When it comes to fan opinions about cornerback Marcus Peters, it seems everyone has a bold one. So it’s unsurprising that the reported controversial trade sending the Pro Bowler to Los Angeles has also been met with reactions across the spectrum.
As is the case with most activity in the NFL, and especially with the Kansas City Chiefs, the inner workings and details of the trade have not, and likely will not, come out to the public. This opens the door for lots of speculation about why exactly the team sent one of the game’s young stars packing for a couple draft picks.
No matter your opinion on Peters or the trade, there are a few facts that should not go overlooked.
For starters, Peters has flat out performed at an extremely high level in his first three seasons as a Chief. Peters has consistently graded out as one of the league’s better cover corners, showed a knack for the ball, forcing multiple key fumbles and most impressively, no player in the NFL has more interceptions than Peters since 2015.
On the other side, the idea that the Chiefs could have gotten way more in return for Peters is also likely not true. Multiple reports say Kansas City had been shopping Peters’ services for almost two months and that only two teams, the Rams and 49ers, expressed real interest.
That means the Browns and Colts, two teams with leadership that was instrumental in bringing Peters to Kansas City, said thanks but no thanks. The Rams return of a second and fourth round pick, in exchange for a sixth and Peters, is most likely the best Kansas City could get at this time.
But then the grey area enters of whether or not the Chiefs should have traded Peters for this return. After seeing this was his open market value, why did Kansas City still go through with trading away one of its young, key players?
The truth may never come out. It’s all loose theories at this point, of perhaps Peters asking for a trade that forced Kansas City’s hand, or Andy Reid and Bob Sutton asking Veach to trade Peters to avoid rumored locker room headaches, or even Clark Hunt asking Veach to trade Peters to please a portion of the fan base that did not approve of his national anthem protest.

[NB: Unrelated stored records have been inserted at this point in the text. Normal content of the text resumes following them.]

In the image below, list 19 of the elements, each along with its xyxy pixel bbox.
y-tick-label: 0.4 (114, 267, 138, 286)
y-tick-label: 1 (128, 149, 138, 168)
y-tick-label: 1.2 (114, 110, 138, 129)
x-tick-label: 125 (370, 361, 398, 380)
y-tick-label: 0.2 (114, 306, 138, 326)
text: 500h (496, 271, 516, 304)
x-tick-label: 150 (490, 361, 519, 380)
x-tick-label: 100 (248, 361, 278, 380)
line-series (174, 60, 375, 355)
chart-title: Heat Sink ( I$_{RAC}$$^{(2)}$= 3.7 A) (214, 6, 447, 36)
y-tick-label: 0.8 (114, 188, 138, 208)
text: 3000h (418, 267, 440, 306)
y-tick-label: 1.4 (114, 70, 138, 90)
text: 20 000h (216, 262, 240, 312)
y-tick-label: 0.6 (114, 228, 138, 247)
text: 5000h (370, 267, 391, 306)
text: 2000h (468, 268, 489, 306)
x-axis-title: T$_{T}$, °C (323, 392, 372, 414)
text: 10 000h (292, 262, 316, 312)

Whatever the reason, it’s probably not based solely on his performance on the actual football field, or else Peters is most likely still in Kansas City.
Then there’s the debate over Peters on and off the field antics. He’s thrown a flag into the stands, punted a ball into the stands, camera’s caught him seemingly arguing with fans in the stands, there was a reported coach altercation after the Jets game, he was kicked off his college team and turned in multiple personal foul penalties over his time, but mostly early in his career.
The impact this had on the coaching staff and locker room has always been debated. Many say that Peters and his performance is well respected by teammates, while former players say something like that would cause a subtle divide. Added with national anthem protests, there’s a lot of factors involved.
But it’s important to remember that Peters was not an actual off the field problem in Kansas City, as the 25-year old was never reported to be in any trouble with the law, and helped out through charity work in both the Kansas City and Oakland communities.
There’s also the element involving the team and Peters’ impending future, as the soon to be fourth year player only had essentially two years left on his contract before free agency or a franchise tag hits. If the two had no plans on resigning two years from now, there could have been an agreement to just part ways and get whatever the best offer was now.
All of these are fair questions for both parties, but the actual answers may never come out. But with exception of Peters’ actual on the field resume, none of them should be treated as stone cold fact.
For whatever reason, the Chiefs felt they had to trade Peters this offseason. It caused the team to not maximize his value in return, and leave fans hoping they made the most of their apparently desperate situation. As some fans celebrate and others shutter at the thought of trading a star talent entering their prime, it’s the on field product that will hurt the most.
Peters was a great player for Kansas City, one that provided confidence, swagger, a ball-hawking mentality and clear motivation to be successful personally and as a team. Those contributions and consistent production will be extremely tough to replace when Kansas City takes the field at Arrowhead next season.